Nerwowo zagryzłam usta i zacisnęłam pięść na rękojeści mojego miecza. Mogłam przewidzieć, że tak się stanie. Atak na nas był równoznaczny z odrzuceniem Koalicji.

- Są jacyś polegli? Kto był wśród Skaikru? – zaczęłam podnosić głos.

- Nie wiem, Heda. Ktoś zginął, nie wiem ile osób dokładnie.

W złości wbiłam miecz w ścianę obok mnie. Nie mogłam jej ukryć, ale czułam też strach. Bałam się, że komuś mogło się coś stać, że znowu kogoś stracę. Miłość jest słabością.

- Czy był tam Bellamy Blake? – zapytałam przez zaciśnięte zęby.

- Nie wiem. Kiedy od Pani wyszedł pokierował się tam, ale nie mam informacji czy żyje czy nie.

- Skrish – mruknęłam i odprawiłam strażnika bez wyraźnych poleceń.
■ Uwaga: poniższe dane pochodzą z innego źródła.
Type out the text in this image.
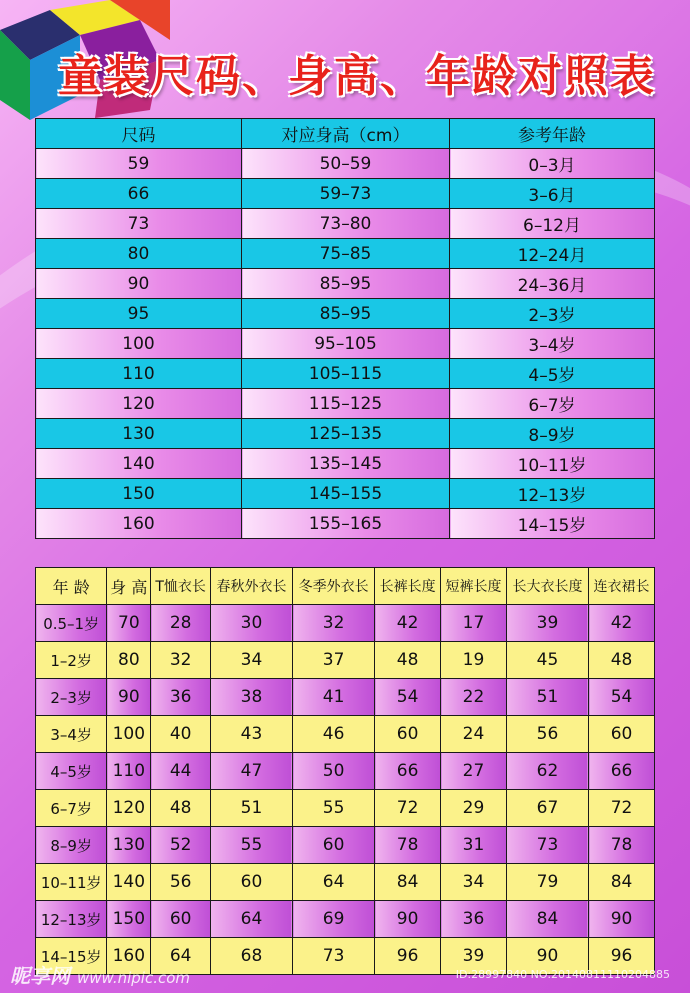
童装尺码、身高、年龄对照表
尺码	对应身高（cm）	参考年龄
59	50–59	0–3月
66	59–73	3–6月
73	73–80	6–12月
80	75–85	12–24月
90	85–95	24–36月
95	85–95	2–3岁
100	95–105	3–4岁
110	105–115	4–5岁
120	115–125	6–7岁
130	125–135	8–9岁
140	135–145	10–11岁
150	145–155	12–13岁
160	155–165	14–15岁
年 龄	身 高	T恤衣长	春秋外衣长	冬季外衣长	长裤长度	短裤长度	长大衣长度	连衣裙长
0.5–1岁	70	28	30	32	42	17	39	42
1–2岁	80	32	34	37	48	19	45	48
2–3岁	90	36	38	41	54	22	51	54
3–4岁	100	40	43	46	60	24	56	60
4–5岁	110	44	47	50	66	27	62	66
6–7岁	120	48	51	55	72	29	67	72
8–9岁	130	52	55	60	78	31	73	78
10–11岁	140	56	60	64	84	34	79	84
12–13岁	150	60	64	69	90	36	84	90
14–15岁	160	64	68	73	96	39	90	96
昵享网 www.nipic.com	ID:28997840 NO:20140811110204885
Wyciągnęłam miecz ze ściany i pobiegłam w stronę mieszkań Skaikru. Po drodze spotkałam Sebastiana, który był bardziej zły niż ja i dałam mu instrukcje co mają robić. Gdy biegłam w kierunku dzielnicy Skaikru widziałam jaśniejącą łunę nad ich mieszkaniami. Niektóre płonęły, inne były już doszczętnie zniszczone. Na ziemi były zwłoki kilkunastu ludzi, ale nigdzie nie widziałam Bellamy'ego, Raven ani nikogo z moich przyjaciół. Kawałek dalej dostrzegłam podejrzanie wyglądające ciało. Podbiegłam do niego. Obróciłam je przodem do mnie. Nie to nie może być on... nie, nie, nie, nie. Zaczęłam krzyczeć jak wtedy. Raz wydałam z siebie taki krzyk. Kiedy zobaczyłam rosnącą plamę krwi na koszulce Finna i Clarke z zakrwawionym nożem w ręce. Lexa musiała mnie podtrzymywać, bo prawie straciłam przytomność. Było mi się trudno pozbierać po jego stracie. Nie byłam nawet w stanie pojawić się na spaleniu jego zwłok, ale obserwowałam wszystko z najważniejszego i najwyższego budynku w Polis. Odbijało mi wtedy, ale zbliżyłam się do Raven, dużo rozmawiałyśmy i starałyśmy się pocieszać po tej stracie. Zdawałam sobie sprawę, że Finn będzie o nas dbał i zawsze z nami będzie. Strasznie za nim tęskniłam. Teraz przede mną leżało ciało Jaspera. Jego oczy, które dawniej błyszczały były teraz puste i matowe. Twarz miał dziwnie wykrzywioną, ale jednocześnie bardzo spokojną. Mój kolejny przyjaciel nie żyje. Pomagałam go uzdrowić kiedy dostał dzidą w klatę. Teraz miałam pewność, że nic nie da się zrobić. On odszedł. Wreszcie mógł na zawsze być z Mayą, swoją prawdziwą miłością. Zamknęłam mu oczy, wyszeptałam 'Your fight is over' i ułożyłam jego ręce na klatce piersiowej. Musiałam za wszelką cenę znaleźć Bellamy'ego, Octavię, Raven i Monty'ego. Moi ludzie zgasili już większą część namiotów i mieszkań, a wszyscy ocalali przeszli na główny plac. Część zmarłych też już przeniesiono na jedną część, a tam będą ich identyfikować i następnie grzebać kawałek za naszym obozem. Zabrałam swój miecz i odeszłam w stronę placu głównego. Gdy byłam już w pobliżu schowałam broń do pochwy i przyśpieszyłam kroku. Gdy byłam u wejścia placu zobaczyłam kawałek dalej rozglądającą się postać. Doskonale wiedziałam kto to jest i kamień spadł mi z serca.

- Bellamy! – krzyknęłam i rzuciłam się biegiem w kierunku chłopaka.

Na dźwięk swojego imienia odwrócił się i mnie zauważył. Z impetem wpadłam w jego ramiona, a silne ręce oplotły mnie. Miałam go przy sobie. Nie mogłam i nie chciałam go puścić. Czułam bijące od niego ciepło. Popatrzyłam na jego twarz. Była brudna, osmalona i było na niej kilka ran, z których sączyła się krew. Nie mogłam już dostrzec tych uroczych piegów na nosie. Odgarnęłam mu włosy z czoła i wpatrywałam się w te brązowe oczy.